Do you love a good mystery, thriller, anime the likes of Death Note? Then this anime could be for you.
Terror in Resonance, directed by Shinichirō Watanabe, is an original Japanese anime series with an amazing soundtrack by the talented Yoko Kano. The anime, licensed by Funimation for North America and Madman Entertainment for Australia and New Zealand, follows the story of two mysterious boys and their plans to bring terror and destruction to the world.
The anime’s plot is strong and starts off with a captivating opener that will no doubt raise your interest. Anonymous bombings mysteriously begin to occur around Tokyo, Japan, disrupting the city’s usual peace and tranquility. These terror attacks go unnoticed and places the entire city in a state of alarm as the police go to great lengths to track down the mysterious bombers while reassuring the public. The only clues the police force have to go on? Anonymous and untraceable videos by the bombers, who call themselves Sphinx, uploaded with the pure intent of antagonising the police, creating fear and “waking up the world”.
We are quickly informed of the bombers identities, Nine and Twelve (even their names are mysterious and ignite curiousity), and watch on as they plot their attacks while immersing, or rather hiding, themselves within the general population by enrolling into a normal, typical Tokyo high school. It is here that they meet their accomplice, Lisa, a timid and broken girl, bullied by both her peers and even her own mother.
The characters of Terror in Resonance are brilliant in their own way. Each with different personalities, back stories and identities, the three main characters are intriguing. Their dark pasts and interactions with one another is both chilling and thrilling. The addition of semi-retired ex detective Kenjirou Shibazaki, an intelligent problem solver and case-breaker, brings about the interesting concept of a cat and mouse chase, a concept that is rather familiar and similar to that of the widely popular anime, Death Note.
Terror in Resonance’s plot is unique and rather daring. Witnessing terror attacks on some of Tokyo’s skyscrapers brings about the melancholic memories of one of the biggest terror events in history, 9/11. While the story and objectives behind the attacks are different, the main ideals driving Nine and Twelve aren’t difficult to understand. The attacks mark a desperate need for societal change and the attempt of bringing to light a deeply held secret and governmental conspiracy from a broken past, all the while keeping innocent police officers stuck in the middle. What better way to attract public attention than by instilling fear? What I really enjoyed was the way in which Sphinx gave clues through riddles and the intelligent ways Kenjirou solved them. Definitely a nod to Light and L in Death Note, which I can’t tell you enough; I really love.
As with other anime, art style and visuals are important to me personally.

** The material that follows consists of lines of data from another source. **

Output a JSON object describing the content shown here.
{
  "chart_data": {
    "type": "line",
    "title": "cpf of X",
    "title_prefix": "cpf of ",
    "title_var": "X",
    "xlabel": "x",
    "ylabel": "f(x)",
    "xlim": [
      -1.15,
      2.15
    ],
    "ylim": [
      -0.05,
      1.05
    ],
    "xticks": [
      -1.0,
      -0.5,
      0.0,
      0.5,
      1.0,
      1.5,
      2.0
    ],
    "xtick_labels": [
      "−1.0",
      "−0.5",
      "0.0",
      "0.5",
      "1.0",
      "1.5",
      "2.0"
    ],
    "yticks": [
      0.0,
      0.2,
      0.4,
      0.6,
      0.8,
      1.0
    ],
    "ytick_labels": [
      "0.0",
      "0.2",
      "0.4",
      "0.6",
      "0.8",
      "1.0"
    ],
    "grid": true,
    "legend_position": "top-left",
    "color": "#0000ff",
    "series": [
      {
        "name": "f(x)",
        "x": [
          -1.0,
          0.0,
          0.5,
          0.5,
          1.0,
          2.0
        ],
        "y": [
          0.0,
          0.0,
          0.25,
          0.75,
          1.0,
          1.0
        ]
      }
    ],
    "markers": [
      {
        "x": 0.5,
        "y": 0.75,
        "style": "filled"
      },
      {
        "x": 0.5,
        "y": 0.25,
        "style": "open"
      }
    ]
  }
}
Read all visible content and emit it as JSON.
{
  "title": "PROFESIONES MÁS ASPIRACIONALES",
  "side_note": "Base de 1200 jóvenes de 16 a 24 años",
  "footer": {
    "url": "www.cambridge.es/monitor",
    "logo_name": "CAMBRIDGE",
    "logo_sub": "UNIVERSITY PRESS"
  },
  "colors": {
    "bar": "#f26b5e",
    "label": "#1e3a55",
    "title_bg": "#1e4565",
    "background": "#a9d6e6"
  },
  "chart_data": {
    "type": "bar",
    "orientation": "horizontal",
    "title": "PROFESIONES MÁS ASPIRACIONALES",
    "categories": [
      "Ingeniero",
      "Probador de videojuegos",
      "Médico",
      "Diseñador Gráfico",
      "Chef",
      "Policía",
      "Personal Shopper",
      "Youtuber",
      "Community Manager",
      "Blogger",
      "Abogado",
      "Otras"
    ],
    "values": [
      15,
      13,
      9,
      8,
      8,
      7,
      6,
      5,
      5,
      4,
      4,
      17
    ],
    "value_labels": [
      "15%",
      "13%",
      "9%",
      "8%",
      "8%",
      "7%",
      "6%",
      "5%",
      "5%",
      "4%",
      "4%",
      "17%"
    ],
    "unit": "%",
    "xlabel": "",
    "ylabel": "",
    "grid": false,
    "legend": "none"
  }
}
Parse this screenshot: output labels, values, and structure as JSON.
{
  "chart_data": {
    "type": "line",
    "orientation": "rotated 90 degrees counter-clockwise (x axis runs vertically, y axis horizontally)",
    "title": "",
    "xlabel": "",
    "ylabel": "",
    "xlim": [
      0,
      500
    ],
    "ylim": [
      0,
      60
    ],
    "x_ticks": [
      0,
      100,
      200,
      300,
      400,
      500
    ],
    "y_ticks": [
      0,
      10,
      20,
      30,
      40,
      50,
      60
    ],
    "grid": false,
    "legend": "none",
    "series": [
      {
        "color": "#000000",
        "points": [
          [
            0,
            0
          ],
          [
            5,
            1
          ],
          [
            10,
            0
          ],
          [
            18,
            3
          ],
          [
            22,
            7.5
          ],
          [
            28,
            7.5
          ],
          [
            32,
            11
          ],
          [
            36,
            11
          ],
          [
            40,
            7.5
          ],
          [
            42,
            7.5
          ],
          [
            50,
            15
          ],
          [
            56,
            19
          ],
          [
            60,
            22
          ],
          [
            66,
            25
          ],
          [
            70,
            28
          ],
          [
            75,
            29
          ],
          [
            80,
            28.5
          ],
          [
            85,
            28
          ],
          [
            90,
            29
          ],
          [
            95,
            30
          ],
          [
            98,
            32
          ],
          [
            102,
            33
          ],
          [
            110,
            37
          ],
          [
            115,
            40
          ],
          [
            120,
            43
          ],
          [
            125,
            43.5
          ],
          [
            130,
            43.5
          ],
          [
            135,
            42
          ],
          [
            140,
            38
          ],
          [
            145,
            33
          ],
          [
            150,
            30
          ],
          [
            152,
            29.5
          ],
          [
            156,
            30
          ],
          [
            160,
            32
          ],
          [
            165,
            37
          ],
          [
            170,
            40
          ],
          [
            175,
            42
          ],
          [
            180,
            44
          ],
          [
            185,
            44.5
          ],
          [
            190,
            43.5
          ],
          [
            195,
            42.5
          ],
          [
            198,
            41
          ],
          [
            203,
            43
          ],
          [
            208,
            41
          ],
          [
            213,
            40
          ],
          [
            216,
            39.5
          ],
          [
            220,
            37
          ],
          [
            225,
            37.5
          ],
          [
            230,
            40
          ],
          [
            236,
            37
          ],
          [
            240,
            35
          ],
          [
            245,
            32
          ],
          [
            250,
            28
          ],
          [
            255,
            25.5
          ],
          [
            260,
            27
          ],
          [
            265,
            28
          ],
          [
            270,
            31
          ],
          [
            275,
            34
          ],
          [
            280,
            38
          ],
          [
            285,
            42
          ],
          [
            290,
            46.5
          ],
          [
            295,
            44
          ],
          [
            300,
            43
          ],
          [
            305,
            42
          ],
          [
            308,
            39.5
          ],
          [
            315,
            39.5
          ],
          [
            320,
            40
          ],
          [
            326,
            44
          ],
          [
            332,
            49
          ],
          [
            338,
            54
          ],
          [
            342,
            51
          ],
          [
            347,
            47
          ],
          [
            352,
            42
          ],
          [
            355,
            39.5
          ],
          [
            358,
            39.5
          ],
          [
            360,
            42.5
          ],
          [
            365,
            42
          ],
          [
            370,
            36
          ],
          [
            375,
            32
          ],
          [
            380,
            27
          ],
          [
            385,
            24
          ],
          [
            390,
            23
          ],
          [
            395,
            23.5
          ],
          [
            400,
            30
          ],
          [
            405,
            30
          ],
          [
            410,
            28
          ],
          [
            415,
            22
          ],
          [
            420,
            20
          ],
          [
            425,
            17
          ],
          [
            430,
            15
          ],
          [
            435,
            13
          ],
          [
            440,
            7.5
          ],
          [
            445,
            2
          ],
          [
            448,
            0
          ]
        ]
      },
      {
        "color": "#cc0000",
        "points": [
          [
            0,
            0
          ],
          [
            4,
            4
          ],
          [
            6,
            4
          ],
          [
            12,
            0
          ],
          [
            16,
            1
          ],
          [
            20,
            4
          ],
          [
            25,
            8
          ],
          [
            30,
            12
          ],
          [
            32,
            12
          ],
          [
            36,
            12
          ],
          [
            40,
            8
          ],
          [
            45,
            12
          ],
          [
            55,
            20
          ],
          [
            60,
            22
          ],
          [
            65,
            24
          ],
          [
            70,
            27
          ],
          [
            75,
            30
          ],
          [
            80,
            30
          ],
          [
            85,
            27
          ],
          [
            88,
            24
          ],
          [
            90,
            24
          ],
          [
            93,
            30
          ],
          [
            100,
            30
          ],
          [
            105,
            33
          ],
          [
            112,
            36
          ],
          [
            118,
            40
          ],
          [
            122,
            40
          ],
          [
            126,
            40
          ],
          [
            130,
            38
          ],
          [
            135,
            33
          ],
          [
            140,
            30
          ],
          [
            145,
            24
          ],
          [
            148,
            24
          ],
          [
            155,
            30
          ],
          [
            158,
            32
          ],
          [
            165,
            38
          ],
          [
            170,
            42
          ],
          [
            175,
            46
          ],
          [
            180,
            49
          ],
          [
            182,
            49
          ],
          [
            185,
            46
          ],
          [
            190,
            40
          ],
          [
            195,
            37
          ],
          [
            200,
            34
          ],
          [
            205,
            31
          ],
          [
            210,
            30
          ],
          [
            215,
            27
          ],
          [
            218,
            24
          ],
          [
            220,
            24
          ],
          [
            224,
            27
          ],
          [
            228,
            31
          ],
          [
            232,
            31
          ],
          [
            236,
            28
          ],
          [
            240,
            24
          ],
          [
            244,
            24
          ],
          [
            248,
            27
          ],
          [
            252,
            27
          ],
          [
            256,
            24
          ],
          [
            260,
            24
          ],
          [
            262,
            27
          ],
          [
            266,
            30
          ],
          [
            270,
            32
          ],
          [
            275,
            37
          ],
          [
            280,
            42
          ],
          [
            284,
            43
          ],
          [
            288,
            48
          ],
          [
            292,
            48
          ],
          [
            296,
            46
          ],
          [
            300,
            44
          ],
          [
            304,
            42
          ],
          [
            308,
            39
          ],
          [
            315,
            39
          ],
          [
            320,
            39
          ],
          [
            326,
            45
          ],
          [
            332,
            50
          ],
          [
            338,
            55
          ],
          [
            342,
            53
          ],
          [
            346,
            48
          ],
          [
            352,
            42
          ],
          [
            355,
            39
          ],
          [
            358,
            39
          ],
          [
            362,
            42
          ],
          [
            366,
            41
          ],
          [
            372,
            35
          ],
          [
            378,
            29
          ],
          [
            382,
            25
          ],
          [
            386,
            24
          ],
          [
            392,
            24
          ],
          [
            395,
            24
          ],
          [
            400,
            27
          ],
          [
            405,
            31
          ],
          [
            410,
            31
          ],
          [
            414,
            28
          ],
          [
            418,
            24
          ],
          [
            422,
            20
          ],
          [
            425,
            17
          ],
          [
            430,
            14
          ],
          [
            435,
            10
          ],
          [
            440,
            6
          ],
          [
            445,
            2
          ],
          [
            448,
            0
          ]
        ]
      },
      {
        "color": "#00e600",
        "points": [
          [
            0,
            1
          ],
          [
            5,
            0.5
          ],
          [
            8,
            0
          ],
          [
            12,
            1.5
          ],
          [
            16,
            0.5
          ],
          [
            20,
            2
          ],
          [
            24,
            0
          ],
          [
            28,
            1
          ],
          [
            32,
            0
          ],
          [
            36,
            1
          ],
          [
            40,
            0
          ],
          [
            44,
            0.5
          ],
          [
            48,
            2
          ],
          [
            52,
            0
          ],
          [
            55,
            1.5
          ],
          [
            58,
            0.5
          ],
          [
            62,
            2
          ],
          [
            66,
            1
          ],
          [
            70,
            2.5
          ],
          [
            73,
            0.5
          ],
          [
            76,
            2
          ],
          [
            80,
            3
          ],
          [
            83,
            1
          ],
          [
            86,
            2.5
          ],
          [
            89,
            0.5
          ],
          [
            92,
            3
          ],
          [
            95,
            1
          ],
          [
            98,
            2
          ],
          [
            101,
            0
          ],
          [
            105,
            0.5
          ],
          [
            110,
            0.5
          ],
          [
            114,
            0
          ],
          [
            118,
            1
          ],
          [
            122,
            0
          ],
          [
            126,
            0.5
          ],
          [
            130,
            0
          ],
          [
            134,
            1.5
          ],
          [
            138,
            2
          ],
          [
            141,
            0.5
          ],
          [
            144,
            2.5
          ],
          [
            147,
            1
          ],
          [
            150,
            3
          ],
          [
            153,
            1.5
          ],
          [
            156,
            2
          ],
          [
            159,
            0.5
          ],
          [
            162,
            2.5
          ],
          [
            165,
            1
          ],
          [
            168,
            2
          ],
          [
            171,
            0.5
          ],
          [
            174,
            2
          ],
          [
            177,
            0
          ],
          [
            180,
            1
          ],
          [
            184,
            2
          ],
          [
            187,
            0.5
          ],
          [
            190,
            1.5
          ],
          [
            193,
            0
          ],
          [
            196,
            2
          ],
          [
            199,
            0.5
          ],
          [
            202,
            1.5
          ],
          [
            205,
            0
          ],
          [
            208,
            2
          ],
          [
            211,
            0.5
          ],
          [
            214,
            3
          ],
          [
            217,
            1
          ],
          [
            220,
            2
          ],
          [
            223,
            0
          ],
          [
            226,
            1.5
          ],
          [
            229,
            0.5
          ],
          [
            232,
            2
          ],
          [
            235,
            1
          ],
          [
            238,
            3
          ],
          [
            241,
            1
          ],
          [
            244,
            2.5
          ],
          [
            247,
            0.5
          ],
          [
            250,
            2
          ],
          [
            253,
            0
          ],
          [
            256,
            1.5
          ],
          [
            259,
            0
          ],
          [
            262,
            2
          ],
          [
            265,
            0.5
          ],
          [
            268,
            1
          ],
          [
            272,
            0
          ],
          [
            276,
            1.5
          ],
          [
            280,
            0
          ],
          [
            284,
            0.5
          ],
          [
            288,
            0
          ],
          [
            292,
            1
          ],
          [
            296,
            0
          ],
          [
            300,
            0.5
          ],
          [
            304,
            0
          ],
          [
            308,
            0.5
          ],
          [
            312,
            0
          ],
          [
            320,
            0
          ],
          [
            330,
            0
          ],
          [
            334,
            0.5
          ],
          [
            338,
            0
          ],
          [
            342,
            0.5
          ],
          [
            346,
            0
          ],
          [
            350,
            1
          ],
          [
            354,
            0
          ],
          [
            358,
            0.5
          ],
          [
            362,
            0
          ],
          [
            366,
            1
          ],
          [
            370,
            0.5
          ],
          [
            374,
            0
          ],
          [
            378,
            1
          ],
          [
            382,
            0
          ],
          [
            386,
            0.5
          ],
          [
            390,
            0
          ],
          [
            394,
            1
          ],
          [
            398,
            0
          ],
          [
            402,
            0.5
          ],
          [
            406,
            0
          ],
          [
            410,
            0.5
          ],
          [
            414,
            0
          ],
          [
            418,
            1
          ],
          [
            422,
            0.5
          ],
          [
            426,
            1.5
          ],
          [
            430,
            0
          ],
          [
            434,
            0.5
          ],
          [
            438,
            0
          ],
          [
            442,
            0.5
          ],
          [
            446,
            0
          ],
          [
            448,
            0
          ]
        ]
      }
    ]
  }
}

The visuals in Terror in Resonance were stunning. Tokyo city looked incredibly vibrant and key locations sparked amazing memories of my very own recent trip to Tokyo. As for character design? It was very much obvious that this was a Japanese animation. The characters didn’t look as realistic as I would have liked, with Twelve having these ridiculously big eyes that gave him a puppy dog eye look constantly; a little weird for someone with rather terrible intentions. Similarly, Lisa’s timid design and wallflower-like look only made her appear to look like more of a gloomy and droopy flower than anything else. As for Nine? His character design was probably the most true to his character; dark, cold and slightly terrifying.
Without giving too much away, I can tell you that Terror In Resonance will shock you and leave you wanting to know more, especially with the hauntingly beautiful soundtrack and poignant motivations driving Nine and Twelve. This is certainly an anime worth watching and sticking with right through to the end. If mysteries, thrillers and gripping storylines are your thing, pick up this anime and give it a shot.